Se Papa Wojtila – nostro amato Pontefice – di cui sono ben note le tendenze “cosmopolite”, avesse trascorso gli anni della sua formazione culturale in Roma, per la sua indubbia natura d’artista di cui, in varie forme, ha dato valida prova, sarebbe stato sicuramente, come lo furono diversi suoi Predecessori, “Tiberino”. E questo perché Giovanni Paolo ii è un “creativo” nella piena accezione del termine — e non è piaggeria questa nostra —dal momento che non ha disdegnato di mostrarsi letterato e poeta; e pure nel canto, anche quello profano, intendiamo, che, se ispirato resta pur sempre un omaggio al Creatore, questo nostro Papa, dotato già dalla natura di una gradevole voce, si è dimostrato negli anni suoi migliori colto e garbato cultore, il che ha sicuramente giovato alla sua freschezza di spirito e al solidissimo suo carisma di uomo.

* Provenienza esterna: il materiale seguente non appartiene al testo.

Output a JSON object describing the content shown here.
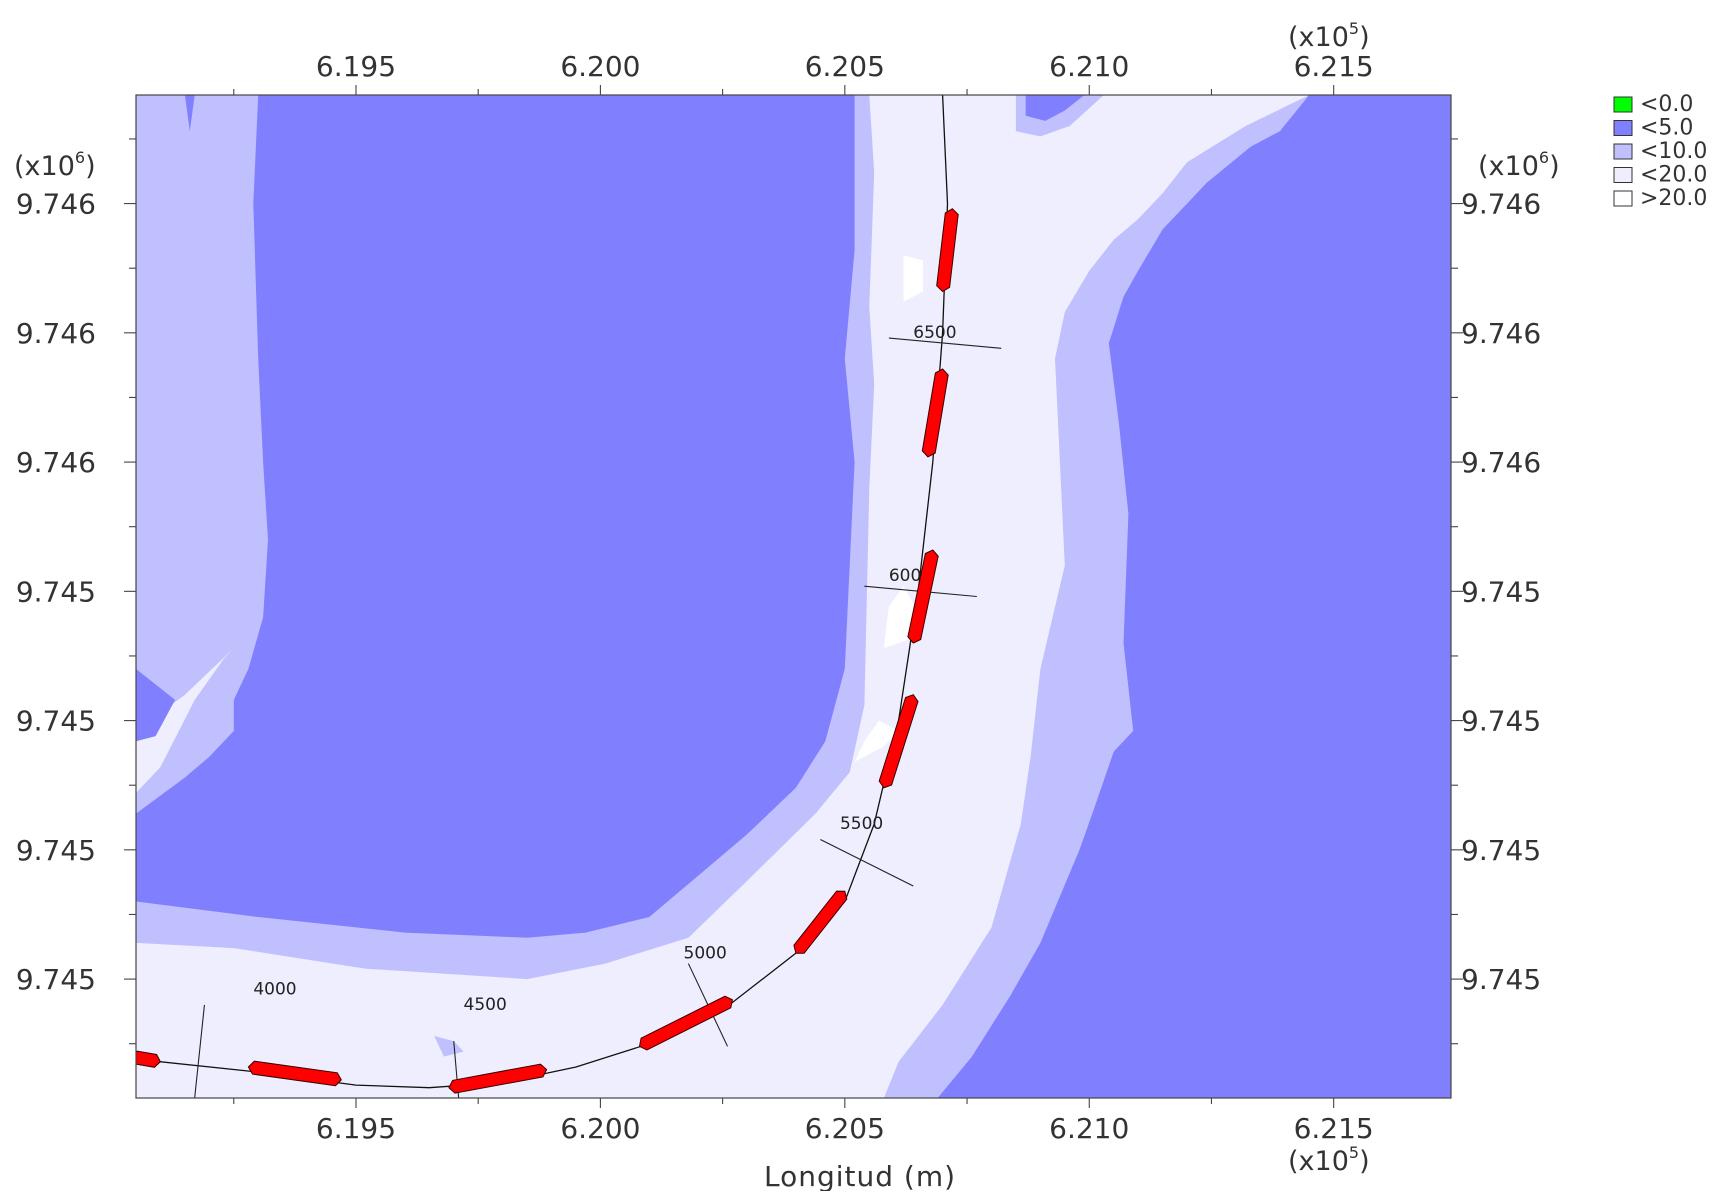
{
  "chart_data": {
    "type": "heatmap",
    "title": "",
    "xlabel": "Longitud (m)",
    "ylabel": "",
    "x_multiplier": "(x10",
    "x_multiplier_exp": "5",
    "y_multiplier": "(x10",
    "y_multiplier_exp": "6",
    "xlim": [
      619050,
      621740
    ],
    "ylim": [
      9744770,
      9746710
    ],
    "x_ticks": [
      {
        "value": 619500,
        "label": "6.195"
      },
      {
        "value": 620000,
        "label": "6.200"
      },
      {
        "value": 620500,
        "label": "6.205"
      },
      {
        "value": 621000,
        "label": "6.210"
      },
      {
        "value": 621500,
        "label": "6.215"
      }
    ],
    "x_minor_step": 250,
    "y_ticks": [
      {
        "value": 9746500,
        "label": "9.746"
      },
      {
        "value": 9746250,
        "label": "9.746"
      },
      {
        "value": 9746000,
        "label": "9.746"
      },
      {
        "value": 9745750,
        "label": "9.745"
      },
      {
        "value": 9745500,
        "label": "9.745"
      },
      {
        "value": 9745250,
        "label": "9.745"
      },
      {
        "value": 9745000,
        "label": "9.745"
      }
    ],
    "y_minor_step": 125,
    "legend": {
      "placement": "top-right",
      "items": [
        {
          "label": "<0.0",
          "color": "#00ff00"
        },
        {
          "label": "<5.0",
          "color": "#8080ff"
        },
        {
          "label": "<10.0",
          "color": "#c0c0ff"
        },
        {
          "label": "<20.0",
          "color": "#eeeefe"
        },
        {
          "label": ">20.0",
          "color": "#ffffff"
        }
      ]
    },
    "colors": {
      "lt5": "#8080ff",
      "lt10": "#c0c0ff",
      "lt20": "#eeeefe",
      "gt20": "#ffffff",
      "dredge": "#ff0000"
    },
    "zones": [
      {
        "class": "lt20",
        "points": [
          [
            619050,
            9744770
          ],
          [
            621740,
            9744770
          ],
          [
            621740,
            9746710
          ],
          [
            619050,
            9746710
          ]
        ]
      },
      {
        "class": "lt10",
        "points": [
          [
            619050,
            9746710
          ],
          [
            620550,
            9746710
          ],
          [
            620560,
            9746560
          ],
          [
            620550,
            9746300
          ],
          [
            620560,
            9746150
          ],
          [
            620550,
            9745950
          ],
          [
            620540,
            9745530
          ],
          [
            620510,
            9745400
          ],
          [
            620440,
            9745320
          ],
          [
            620300,
            9745190
          ],
          [
            620180,
            9745080
          ],
          [
            620010,
            9745030
          ],
          [
            619850,
            9745000
          ],
          [
            619520,
            9745020
          ],
          [
            619250,
            9745060
          ],
          [
            619050,
            9745070
          ]
        ]
      },
      {
        "class": "lt20",
        "points": [
          [
            619050,
            9745480
          ],
          [
            619150,
            9745550
          ],
          [
            619250,
            9745640
          ],
          [
            619290,
            9745680
          ],
          [
            619230,
            9745620
          ],
          [
            619170,
            9745540
          ],
          [
            619100,
            9745410
          ],
          [
            619050,
            9745360
          ]
        ]
      },
      {
        "class": "lt5",
        "points": [
          [
            619050,
            9745600
          ],
          [
            619130,
            9745540
          ],
          [
            619090,
            9745470
          ],
          [
            619050,
            9745460
          ]
        ]
      },
      {
        "class": "lt5",
        "points": [
          [
            619150,
            9746710
          ],
          [
            619160,
            9746640
          ],
          [
            619170,
            9746710
          ]
        ]
      },
      {
        "class": "lt5",
        "points": [
          [
            619300,
            9746710
          ],
          [
            620520,
            9746710
          ],
          [
            620520,
            9746410
          ],
          [
            620500,
            9746200
          ],
          [
            620520,
            9746000
          ],
          [
            620510,
            9745800
          ],
          [
            620500,
            9745600
          ],
          [
            620460,
            9745460
          ],
          [
            620400,
            9745370
          ],
          [
            620300,
            9745280
          ],
          [
            620200,
            9745200
          ],
          [
            620100,
            9745120
          ],
          [
            619970,
            9745090
          ],
          [
            619850,
            9745080
          ],
          [
            619600,
            9745090
          ],
          [
            619300,
            9745120
          ],
          [
            619050,
            9745150
          ],
          [
            619050,
            9745320
          ],
          [
            619150,
            9745390
          ],
          [
            619200,
            9745430
          ],
          [
            619250,
            9745480
          ],
          [
            619250,
            9745540
          ],
          [
            619280,
            9745600
          ],
          [
            619310,
            9745700
          ],
          [
            619320,
            9745850
          ],
          [
            619310,
            9746000
          ],
          [
            619300,
            9746200
          ],
          [
            619290,
            9746500
          ]
        ]
      },
      {
        "class": "lt10",
        "points": [
          [
            621740,
            9746710
          ],
          [
            621450,
            9746710
          ],
          [
            621320,
            9746650
          ],
          [
            621200,
            9746580
          ],
          [
            621150,
            9746520
          ],
          [
            621100,
            9746470
          ],
          [
            621050,
            9746430
          ],
          [
            621000,
            9746370
          ],
          [
            620950,
            9746290
          ],
          [
            620930,
            9746200
          ],
          [
            620940,
            9746000
          ],
          [
            620950,
            9745800
          ],
          [
            620900,
            9745600
          ],
          [
            620880,
            9745430
          ],
          [
            620860,
            9745300
          ],
          [
            620830,
            9745200
          ],
          [
            620800,
            9745100
          ],
          [
            620700,
            9744950
          ],
          [
            620610,
            9744840
          ],
          [
            620580,
            9744770
          ],
          [
            621740,
            9744770
          ]
        ]
      },
      {
        "class": "lt5",
        "points": [
          [
            621740,
            9746710
          ],
          [
            621450,
            9746710
          ],
          [
            621390,
            9746640
          ],
          [
            621330,
            9746610
          ],
          [
            621240,
            9746540
          ],
          [
            621200,
            9746500
          ],
          [
            621150,
            9746450
          ],
          [
            621100,
            9746370
          ],
          [
            621070,
            9746320
          ],
          [
            621040,
            9746230
          ],
          [
            621060,
            9746080
          ],
          [
            621080,
            9745900
          ],
          [
            621070,
            9745650
          ],
          [
            621090,
            9745480
          ],
          [
            621050,
            9745440
          ],
          [
            621010,
            9745330
          ],
          [
            620980,
            9745250
          ],
          [
            620940,
            9745160
          ],
          [
            620900,
            9745070
          ],
          [
            620840,
            9744970
          ],
          [
            620760,
            9744850
          ],
          [
            620690,
            9744770
          ],
          [
            621740,
            9744770
          ]
        ]
      },
      {
        "class": "lt10",
        "points": [
          [
            620850,
            9746710
          ],
          [
            621030,
            9746710
          ],
          [
            620960,
            9746650
          ],
          [
            620900,
            9746630
          ],
          [
            620850,
            9746640
          ]
        ]
      },
      {
        "class": "lt5",
        "points": [
          [
            620870,
            9746710
          ],
          [
            620990,
            9746710
          ],
          [
            620950,
            9746680
          ],
          [
            620910,
            9746660
          ],
          [
            620870,
            9746670
          ]
        ]
      },
      {
        "class": "gt20",
        "points": [
          [
            620620,
            9746310
          ],
          [
            620660,
            9746330
          ],
          [
            620660,
            9746390
          ],
          [
            620620,
            9746400
          ]
        ]
      },
      {
        "class": "gt20",
        "points": [
          [
            620580,
            9745640
          ],
          [
            620640,
            9745660
          ],
          [
            620650,
            9745710
          ],
          [
            620620,
            9745760
          ],
          [
            620590,
            9745720
          ]
        ]
      },
      {
        "class": "gt20",
        "points": [
          [
            620520,
            9745420
          ],
          [
            620580,
            9745450
          ],
          [
            620610,
            9745480
          ],
          [
            620570,
            9745500
          ],
          [
            620540,
            9745460
          ]
        ]
      },
      {
        "class": "lt10",
        "points": [
          [
            619660,
            9744890
          ],
          [
            619700,
            9744880
          ],
          [
            619720,
            9744860
          ],
          [
            619680,
            9744850
          ]
        ]
      }
    ],
    "alignment": [
      [
        619050,
        9744845
      ],
      [
        619300,
        9744820
      ],
      [
        619500,
        9744795
      ],
      [
        619650,
        9744790
      ],
      [
        619800,
        9744800
      ],
      [
        619950,
        9744830
      ],
      [
        620100,
        9744875
      ],
      [
        620250,
        9744940
      ],
      [
        620400,
        9745050
      ],
      [
        620500,
        9745150
      ],
      [
        620560,
        9745300
      ],
      [
        620610,
        9745500
      ],
      [
        620650,
        9745750
      ],
      [
        620680,
        9746000
      ],
      [
        620700,
        9746250
      ],
      [
        620710,
        9746500
      ],
      [
        620700,
        9746710
      ]
    ],
    "stations": [
      {
        "label": "4000",
        "label_at": [
          619290,
          9744970
        ],
        "line": [
          [
            619190,
            9744950
          ],
          [
            619170,
            9744770
          ]
        ]
      },
      {
        "label": "4500",
        "label_at": [
          619720,
          9744940
        ],
        "line": [
          [
            619700,
            9744880
          ],
          [
            619710,
            9744770
          ]
        ]
      },
      {
        "label": "5000",
        "label_at": [
          620170,
          9745040
        ],
        "line": [
          [
            620180,
            9745030
          ],
          [
            620260,
            9744870
          ]
        ]
      },
      {
        "label": "5500",
        "label_at": [
          620490,
          9745290
        ],
        "line": [
          [
            620450,
            9745270
          ],
          [
            620640,
            9745180
          ]
        ]
      },
      {
        "label": "6000",
        "label_at": [
          620590,
          9745770
        ],
        "line": [
          [
            620540,
            9745760
          ],
          [
            620770,
            9745740
          ]
        ]
      },
      {
        "label": "6500",
        "label_at": [
          620640,
          9746240
        ],
        "line": [
          [
            620590,
            9746240
          ],
          [
            620820,
            9746220
          ]
        ]
      }
    ],
    "dredge_segments": [
      [
        [
          619040,
          9744850
        ],
        [
          619100,
          9744840
        ]
      ],
      [
        [
          619280,
          9744830
        ],
        [
          619470,
          9744805
        ]
      ],
      [
        [
          619690,
          9744790
        ],
        [
          619890,
          9744825
        ]
      ],
      [
        [
          620080,
          9744870
        ],
        [
          620270,
          9744960
        ]
      ],
      [
        [
          620400,
          9745050
        ],
        [
          620500,
          9745170
        ]
      ],
      [
        [
          620580,
          9745370
        ],
        [
          620640,
          9745550
        ]
      ],
      [
        [
          620640,
          9745650
        ],
        [
          620680,
          9745830
        ]
      ],
      [
        [
          620670,
          9746010
        ],
        [
          620700,
          9746180
        ]
      ],
      [
        [
          620700,
          9746330
        ],
        [
          620720,
          9746490
        ]
      ]
    ]
  }
}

Sensibile inoltre ad una certa rappresentazione scenica e all’arte coreografica, allorché quest’arte induce una movimentazione di masse, l’autore Karol Wojtila ha mostrato di avvertire in modo trascinante anche il richiamo del teatro, nella consapevolezza che anche questa branca artistica può influenzare positivamente i moti dell’animo e quindi ispirare i comportamenti di vita.
Sarebbe stato insomma, ci piace ribadire, questo nostro amato Pontefice, sicuramente un “Tiberino” da porsi, come artista, accanto a nomi celebrati e consacrati ormai a sicura gloria, quali quelli che l’accademia può enumerare — e copiosa-mente — tra i suoi ranghi.

Ma la sorte l’ha voluto anzitutto Papa, Guida e Capo, e la totale adesione al supremo mandato l’ha elevato ben al di sopra dei più celebrati talenti.
E tuttavia, ai piedi del Soglio, della Tiara e del Pastorale, l’uomo Wojtila ha deposto la natura sua di artista della parola, che si riverbera spesso nella coerenza della Liturgia.
Per questo l’Accademia della romanità si lusinga di poterlo immaginare Tiberino elettivo.